Pour beaucoup, l’obtention du diplôme représente la fin d’un long voyage semé de sacrifices, mais pour un étudiant en médecine qui approche de la fin, écrire la dernière page est devenu un cas de conscience.
Au centre du problème n’est pas le contenu scientifique de l’ouvrage, mais la page de remerciements, souvent considérée comme un passage tenu pour acquis.
La jeune femme a ouvertement exprimé sa volonté de rompre avec cette tradition, se sentant « au bout du fil de la fiction » et refusant de se soumettre à une formalité qu'elle perçoit comme vide ou, pire, hypocrite.
Son éclat sur Reddit a ouvert un petit débat sur la valeur institutionnelle de la thèse par rapport à la valeur émotionnelle et privée.
«Je me sens au bout du fil» : les raisons du non entre traumatisme et vérité
Dans son long message, l'étudiante explique pourquoi elle ne ressent pas le besoin d'écrire des dédicaces formelles.
Malgré le bien qu'il souhaite pour ses proches, il ne voit pas de « raison concrète de devoir demander à Chat GPT d'inventer des phrases pour les remercier formellement ».
Le refus naît d'une expérience complexe : des parents qui l'ont soutenue financièrement mais pas toujours sur le plan psychologique, notamment lors d'une période de dépression ; ou des amis qui « préféraient sortir avec les autres plutôt que d'être avec moi » et qui la comblaient ensuite d'éloges dans leurs thèses.
Pour la jeune fille, la dédicace serait une sorte de contrefaçon historique, une façon de se « venger » de ceux qui l'ont menacée en lui disant que « si tu es diplômée, c'est grâce à nous ».

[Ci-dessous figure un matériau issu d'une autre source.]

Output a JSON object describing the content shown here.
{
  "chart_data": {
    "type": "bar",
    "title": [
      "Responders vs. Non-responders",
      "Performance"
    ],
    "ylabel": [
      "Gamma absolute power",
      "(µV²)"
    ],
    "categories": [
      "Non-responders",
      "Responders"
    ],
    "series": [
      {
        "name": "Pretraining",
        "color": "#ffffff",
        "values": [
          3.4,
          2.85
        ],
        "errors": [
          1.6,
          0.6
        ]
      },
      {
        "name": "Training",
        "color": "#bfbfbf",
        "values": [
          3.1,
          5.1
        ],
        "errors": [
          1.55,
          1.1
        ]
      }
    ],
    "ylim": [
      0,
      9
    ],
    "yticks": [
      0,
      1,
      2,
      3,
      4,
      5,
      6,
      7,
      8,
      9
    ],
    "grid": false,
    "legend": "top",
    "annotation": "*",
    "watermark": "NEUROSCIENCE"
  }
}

Il s’agit d’une rébellion contre l’idée selon laquelle un « misérable morceau de papier » peut effacer des années de malentendus.
Le front de la dissidence : « Les mercis, c'est des conneries »
De nombreux utilisateurs ont salué sa position, définissant les dévouements personnels comme un véritable « patron » dans un travail académique.
Certains soulignent que la thèse est un travail scientifique et que les remerciements doivent être purement « techniques », limités au directeur et aux co-directeurs qui ont effectivement contribué à la recherche.
D'autres racontent des expériences similaires : « Je n'en ai jamais compris le sens, j'ai écrit 4 mémoires et je ne les ai jamais soumis », tandis que certains se souviennent que dans les moments de fragilité mentale, le seul objectif était de « mettre mon diplôme hors des choses à faire », sans énergie pour des cérémonies inutiles.
Pour ce groupe (le plus nombreux), la gratitude doit s'exprimer en personne et ailleurs, et non entre les pages d'un document officiel qui finira oublié sur une étagère.
Qui recommande le compromis : « Une dédicace ne coûte rien »
De l’autre côté du débat, il y a ceux qui invitent l’étudiant à ne pas être trop radical pour éviter des conflits inutiles.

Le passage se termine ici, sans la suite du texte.